連れ立っていった友人は、葬儀に参列できなかったため、気持ちの整理がつかないままだというので、案内したのです。お参りのあとはお昼ごはんを食べながらあれこれ話して、楽しく過ごしました。コロナのときに人と会う機会が減ったので、わたしは思い切って髪を染めるのをやめ、それ以来、白が多めのグレイ・ヘアです。友人はきちんと黒く染めているのですが、髪が黒くても、最近は電車やバスで席を譲られるようになったのよ、と言うのです。わたしたち、老いが滲み出るお年ごろなのね、とそんなことを話しながら、心の底から笑ってしまったのはなぜでしょう。
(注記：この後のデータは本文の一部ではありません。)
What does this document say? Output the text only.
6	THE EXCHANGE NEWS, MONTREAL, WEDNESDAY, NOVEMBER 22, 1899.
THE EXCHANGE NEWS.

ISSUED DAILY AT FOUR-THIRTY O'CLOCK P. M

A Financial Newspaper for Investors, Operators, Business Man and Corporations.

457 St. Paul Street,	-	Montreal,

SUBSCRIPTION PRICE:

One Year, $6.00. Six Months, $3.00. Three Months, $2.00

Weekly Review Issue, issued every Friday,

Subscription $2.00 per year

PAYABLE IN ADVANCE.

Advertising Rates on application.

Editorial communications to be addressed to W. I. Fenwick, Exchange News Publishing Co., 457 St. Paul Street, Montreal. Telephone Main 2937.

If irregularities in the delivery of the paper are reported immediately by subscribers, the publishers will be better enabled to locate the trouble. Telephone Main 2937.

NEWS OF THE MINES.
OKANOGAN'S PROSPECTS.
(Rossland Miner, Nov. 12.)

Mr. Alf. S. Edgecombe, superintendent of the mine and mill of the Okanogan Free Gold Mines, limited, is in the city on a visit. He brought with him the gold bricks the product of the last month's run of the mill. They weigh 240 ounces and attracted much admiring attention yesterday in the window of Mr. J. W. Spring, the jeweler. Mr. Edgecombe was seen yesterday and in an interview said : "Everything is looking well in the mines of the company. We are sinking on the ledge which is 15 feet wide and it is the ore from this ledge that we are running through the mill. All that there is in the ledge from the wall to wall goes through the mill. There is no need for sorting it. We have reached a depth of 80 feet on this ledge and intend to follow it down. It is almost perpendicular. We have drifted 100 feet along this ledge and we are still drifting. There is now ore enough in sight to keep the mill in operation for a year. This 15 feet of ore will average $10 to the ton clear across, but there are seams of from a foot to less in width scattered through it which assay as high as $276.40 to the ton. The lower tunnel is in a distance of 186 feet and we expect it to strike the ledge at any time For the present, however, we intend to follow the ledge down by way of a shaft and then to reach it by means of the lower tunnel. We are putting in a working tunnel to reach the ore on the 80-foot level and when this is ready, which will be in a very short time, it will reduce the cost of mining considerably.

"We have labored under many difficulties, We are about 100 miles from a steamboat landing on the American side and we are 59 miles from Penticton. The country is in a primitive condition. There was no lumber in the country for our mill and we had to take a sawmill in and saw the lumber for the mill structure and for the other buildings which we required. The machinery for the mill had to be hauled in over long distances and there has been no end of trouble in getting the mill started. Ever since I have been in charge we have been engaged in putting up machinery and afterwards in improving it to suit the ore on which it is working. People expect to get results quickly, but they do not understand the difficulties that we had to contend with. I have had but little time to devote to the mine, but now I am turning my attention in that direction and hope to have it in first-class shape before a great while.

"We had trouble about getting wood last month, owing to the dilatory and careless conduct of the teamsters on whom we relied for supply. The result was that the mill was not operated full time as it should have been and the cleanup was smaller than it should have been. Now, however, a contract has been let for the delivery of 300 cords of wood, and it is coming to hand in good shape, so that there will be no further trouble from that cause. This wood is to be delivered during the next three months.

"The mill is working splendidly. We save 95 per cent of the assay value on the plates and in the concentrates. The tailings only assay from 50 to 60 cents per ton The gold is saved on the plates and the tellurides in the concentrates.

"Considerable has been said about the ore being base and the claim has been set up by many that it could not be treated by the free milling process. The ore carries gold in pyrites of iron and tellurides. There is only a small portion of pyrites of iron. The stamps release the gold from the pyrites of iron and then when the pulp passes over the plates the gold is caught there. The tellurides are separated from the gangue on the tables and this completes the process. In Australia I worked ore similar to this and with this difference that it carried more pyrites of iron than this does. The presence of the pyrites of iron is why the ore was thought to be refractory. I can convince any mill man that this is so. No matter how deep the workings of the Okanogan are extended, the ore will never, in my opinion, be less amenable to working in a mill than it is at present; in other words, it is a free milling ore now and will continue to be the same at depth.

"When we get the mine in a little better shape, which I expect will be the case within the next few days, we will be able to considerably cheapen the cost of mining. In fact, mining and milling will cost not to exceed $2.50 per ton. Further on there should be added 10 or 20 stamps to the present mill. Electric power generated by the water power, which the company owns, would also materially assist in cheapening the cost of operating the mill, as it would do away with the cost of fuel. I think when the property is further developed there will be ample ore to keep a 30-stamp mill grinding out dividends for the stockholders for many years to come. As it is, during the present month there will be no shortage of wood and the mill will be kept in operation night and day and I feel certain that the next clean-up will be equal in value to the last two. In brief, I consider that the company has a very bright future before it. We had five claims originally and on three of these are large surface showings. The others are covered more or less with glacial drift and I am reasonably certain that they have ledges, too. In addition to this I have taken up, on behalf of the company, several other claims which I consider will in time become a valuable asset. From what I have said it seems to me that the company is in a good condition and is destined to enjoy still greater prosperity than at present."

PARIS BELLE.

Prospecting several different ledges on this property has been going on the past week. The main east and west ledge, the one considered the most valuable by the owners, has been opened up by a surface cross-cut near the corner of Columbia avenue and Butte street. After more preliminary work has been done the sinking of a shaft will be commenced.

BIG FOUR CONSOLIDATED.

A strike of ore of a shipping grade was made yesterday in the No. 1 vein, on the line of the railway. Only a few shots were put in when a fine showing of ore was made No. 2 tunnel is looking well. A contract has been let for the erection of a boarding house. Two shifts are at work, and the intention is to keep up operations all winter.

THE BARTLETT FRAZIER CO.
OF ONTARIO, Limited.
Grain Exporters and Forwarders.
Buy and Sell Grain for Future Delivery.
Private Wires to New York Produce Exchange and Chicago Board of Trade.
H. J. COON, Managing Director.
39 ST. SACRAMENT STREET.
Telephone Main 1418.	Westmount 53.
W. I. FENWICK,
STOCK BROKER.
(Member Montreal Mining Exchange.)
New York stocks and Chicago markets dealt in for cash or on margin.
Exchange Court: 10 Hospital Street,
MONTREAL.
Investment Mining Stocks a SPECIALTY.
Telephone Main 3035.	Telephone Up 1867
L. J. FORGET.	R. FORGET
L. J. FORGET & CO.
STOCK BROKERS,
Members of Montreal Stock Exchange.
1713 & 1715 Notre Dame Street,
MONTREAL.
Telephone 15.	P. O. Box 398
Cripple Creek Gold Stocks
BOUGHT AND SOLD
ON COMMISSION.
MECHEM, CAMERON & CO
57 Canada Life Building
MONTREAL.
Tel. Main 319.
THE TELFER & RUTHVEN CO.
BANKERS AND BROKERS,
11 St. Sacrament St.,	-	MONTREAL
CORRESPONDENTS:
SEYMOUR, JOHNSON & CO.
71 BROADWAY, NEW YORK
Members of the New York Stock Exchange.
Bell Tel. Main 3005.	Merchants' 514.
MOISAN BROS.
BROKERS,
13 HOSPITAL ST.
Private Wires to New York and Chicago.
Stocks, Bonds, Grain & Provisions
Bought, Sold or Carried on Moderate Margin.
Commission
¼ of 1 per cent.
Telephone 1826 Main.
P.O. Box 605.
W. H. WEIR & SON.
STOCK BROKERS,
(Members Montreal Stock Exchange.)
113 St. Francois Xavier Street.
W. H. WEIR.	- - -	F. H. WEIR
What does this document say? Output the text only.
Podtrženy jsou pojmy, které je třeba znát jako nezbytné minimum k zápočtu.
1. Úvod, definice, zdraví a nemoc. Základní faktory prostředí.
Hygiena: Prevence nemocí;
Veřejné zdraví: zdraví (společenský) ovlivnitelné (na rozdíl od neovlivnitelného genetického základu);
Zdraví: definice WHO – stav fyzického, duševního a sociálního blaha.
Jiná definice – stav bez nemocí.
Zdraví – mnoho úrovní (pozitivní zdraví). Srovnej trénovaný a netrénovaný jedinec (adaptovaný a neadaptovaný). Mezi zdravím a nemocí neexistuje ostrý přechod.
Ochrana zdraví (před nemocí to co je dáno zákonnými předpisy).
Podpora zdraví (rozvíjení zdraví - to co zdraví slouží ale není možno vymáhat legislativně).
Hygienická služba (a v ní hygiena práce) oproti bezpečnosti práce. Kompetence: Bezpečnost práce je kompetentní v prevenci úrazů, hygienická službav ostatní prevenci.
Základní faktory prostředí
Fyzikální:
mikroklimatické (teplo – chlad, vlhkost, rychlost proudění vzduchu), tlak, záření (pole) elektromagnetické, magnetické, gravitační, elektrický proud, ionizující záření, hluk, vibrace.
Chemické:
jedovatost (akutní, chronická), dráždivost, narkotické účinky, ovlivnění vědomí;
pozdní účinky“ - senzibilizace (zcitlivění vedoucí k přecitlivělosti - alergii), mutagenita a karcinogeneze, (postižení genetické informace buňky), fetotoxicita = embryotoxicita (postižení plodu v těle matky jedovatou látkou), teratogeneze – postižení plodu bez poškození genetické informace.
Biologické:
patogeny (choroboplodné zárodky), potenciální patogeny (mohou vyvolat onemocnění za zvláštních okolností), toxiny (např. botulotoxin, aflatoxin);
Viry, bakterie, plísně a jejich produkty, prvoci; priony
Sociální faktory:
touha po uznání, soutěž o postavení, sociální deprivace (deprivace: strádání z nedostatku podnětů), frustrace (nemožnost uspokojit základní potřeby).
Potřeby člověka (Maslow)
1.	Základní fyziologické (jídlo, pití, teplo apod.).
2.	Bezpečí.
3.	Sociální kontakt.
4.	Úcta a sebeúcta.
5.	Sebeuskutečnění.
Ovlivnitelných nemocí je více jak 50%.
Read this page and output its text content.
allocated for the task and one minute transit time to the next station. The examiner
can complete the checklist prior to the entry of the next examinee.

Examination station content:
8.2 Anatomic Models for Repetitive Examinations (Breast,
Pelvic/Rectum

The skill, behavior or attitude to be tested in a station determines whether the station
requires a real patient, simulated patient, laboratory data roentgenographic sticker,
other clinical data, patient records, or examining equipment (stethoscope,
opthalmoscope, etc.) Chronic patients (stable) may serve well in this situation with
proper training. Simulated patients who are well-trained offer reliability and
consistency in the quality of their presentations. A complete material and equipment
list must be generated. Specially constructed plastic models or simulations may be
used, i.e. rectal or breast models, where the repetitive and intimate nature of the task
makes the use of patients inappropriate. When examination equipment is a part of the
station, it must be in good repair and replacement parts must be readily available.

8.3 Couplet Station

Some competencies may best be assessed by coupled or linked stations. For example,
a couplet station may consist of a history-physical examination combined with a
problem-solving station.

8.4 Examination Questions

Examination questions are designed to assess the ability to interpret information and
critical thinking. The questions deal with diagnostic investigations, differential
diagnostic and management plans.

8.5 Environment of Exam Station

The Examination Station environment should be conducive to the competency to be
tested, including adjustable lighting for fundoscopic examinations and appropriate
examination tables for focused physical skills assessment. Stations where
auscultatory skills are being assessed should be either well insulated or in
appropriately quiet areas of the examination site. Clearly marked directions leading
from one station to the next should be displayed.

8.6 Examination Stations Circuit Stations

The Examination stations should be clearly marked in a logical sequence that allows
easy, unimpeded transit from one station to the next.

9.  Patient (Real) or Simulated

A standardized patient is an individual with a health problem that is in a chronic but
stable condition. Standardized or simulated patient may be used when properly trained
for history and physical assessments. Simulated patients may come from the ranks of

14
ちょうどミラン・クンデラの小説『無意味の祝祭』(西永良成訳 河出書房新社 2015)を読んでいるところでした。おしまいに近いところで登場人物のひとりが言います。「ねえ、きみ、無意味とは人生の本質なんだよ。それはいたるところで、つねにわれわれにつきまとっている。残虐行為、血腥い戦闘、最悪の不幸といった、だれもそれを見たくないところにさえも無意味は存在する。これほど悲劇的な状況のなかでも無意味を認め、それをその名で呼ぶには、しばしば勇気を要する。しかし大切なのは、それを認めることだけではなく、それを、つまり無意味を愛さなくてはならないということだよ。……無意味は叡智の鍵、上機嫌さの鍵なんだから」
お墓そのものやお墓参りというものに思い入れがなく、むしろ意味がないと思っているわたしですが、気のすすまないお墓参りをきっかけに、死んだ友人とまだ生きている友人と過ごし、その無意味を無邪気に機嫌よく楽しんだ一日になったと思います。『無意味の祝祭』、いいタイトルですよね。

亡くなった友人に最後に会ったとき、わたしがいつまでもぼんやりと生きているようだったら、適当なときに迎えに来てほしいと、案外本気で頼みました。わかったわ、という力強いこたえが瞬時にかえってきたので、願いは叶うはず。